Jusque vers 1518, et même au-delà, l'auteur dramatique Gil Vicente a été au service de dona Leonor, sœur de dom Manuel et veuve de dom João II (roi de 1481 à 1495). Il passa ensuite directement au service des souverains. Personnage officiel, il était chargé d'organiser les fêtes de la cour, lors des cérémonies religieuses traditionnelles ou à l'occasion d'événements particuliers concernant le roi et la famille royale - naissances, mariages, entrées solennelles. Il a ainsi écrit une quarantaine de pièces qui ont été représentées devant la cour, soit à Lisbonne, soit dans les diverses résidences royales. Il était à la fois poète, musicien, chef de troupe et acteur.
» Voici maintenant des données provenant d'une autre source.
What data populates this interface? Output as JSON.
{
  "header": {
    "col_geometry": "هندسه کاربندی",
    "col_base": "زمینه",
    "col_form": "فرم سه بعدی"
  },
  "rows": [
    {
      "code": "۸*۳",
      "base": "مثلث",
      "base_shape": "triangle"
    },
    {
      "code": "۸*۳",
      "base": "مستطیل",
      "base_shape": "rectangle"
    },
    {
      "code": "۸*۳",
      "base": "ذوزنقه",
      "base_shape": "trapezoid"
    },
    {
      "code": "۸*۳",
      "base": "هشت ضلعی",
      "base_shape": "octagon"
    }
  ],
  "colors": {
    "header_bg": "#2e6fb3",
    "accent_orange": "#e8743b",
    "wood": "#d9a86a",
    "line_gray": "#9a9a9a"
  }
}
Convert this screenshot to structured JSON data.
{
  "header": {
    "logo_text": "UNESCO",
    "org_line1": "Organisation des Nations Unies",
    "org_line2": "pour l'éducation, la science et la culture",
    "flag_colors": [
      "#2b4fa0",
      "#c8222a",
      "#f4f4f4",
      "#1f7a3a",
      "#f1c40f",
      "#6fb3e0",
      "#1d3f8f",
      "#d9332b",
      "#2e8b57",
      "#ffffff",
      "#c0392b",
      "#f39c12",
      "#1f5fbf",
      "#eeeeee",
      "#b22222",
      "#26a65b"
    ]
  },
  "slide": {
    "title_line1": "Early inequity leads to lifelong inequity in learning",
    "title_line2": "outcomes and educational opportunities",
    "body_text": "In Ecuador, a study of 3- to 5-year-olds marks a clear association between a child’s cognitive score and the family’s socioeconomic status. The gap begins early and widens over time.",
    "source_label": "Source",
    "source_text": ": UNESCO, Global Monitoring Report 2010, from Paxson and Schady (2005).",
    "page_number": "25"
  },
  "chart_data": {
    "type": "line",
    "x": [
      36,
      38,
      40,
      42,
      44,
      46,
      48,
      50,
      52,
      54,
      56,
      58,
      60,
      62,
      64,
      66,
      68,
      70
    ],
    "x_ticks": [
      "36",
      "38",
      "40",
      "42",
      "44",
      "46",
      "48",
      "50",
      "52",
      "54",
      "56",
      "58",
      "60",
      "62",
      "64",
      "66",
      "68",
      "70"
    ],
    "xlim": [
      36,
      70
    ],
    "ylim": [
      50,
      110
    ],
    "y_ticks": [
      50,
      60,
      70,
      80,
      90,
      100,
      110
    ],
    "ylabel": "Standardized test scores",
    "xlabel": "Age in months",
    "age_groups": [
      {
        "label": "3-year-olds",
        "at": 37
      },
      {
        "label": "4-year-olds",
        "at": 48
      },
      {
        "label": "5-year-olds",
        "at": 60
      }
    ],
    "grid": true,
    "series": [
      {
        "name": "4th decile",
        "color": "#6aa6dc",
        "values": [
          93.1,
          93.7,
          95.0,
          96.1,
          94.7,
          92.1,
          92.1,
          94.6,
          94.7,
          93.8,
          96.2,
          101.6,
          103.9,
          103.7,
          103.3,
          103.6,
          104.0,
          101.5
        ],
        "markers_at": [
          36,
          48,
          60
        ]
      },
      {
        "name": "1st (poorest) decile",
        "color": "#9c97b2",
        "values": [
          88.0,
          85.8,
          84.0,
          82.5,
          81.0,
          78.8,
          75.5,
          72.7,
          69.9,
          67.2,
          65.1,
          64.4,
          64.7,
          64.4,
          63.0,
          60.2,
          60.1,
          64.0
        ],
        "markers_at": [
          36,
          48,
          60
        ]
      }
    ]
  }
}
Un tiers de l'œuvre de Gil Vicente est en espagnol et les deux autres tiers en portugais. Le bilinguisme luso-espagnol était en effet de règle à la cour de Lisbonne et dans les cercles les plus élevés de la société portugaise. Certaines pièces sont entièrement en portugais, d'autres entièrement en espagnol. Dans d'autres certains personnages s'expriment en portugais, et d'autres en espagnol. Gil Vicente appartient ainsi à chacune des deux littératures ibériques.
On ne connaît pas d'auteur dramatique au Portugal avant Gil Vicente. Celui-ci s'est inspiré d'abord de certains écrivains espagnols de Salamanque, tels que Juan del Encina et Lucas Fernández, puis il a développé une œuvre originale dans laquelle on peut distinguer des pièces d'inspiration religieuse, qu'il appelle des " moralités ", des farces populaires, et enfin des comédies romanesques et allégoriques.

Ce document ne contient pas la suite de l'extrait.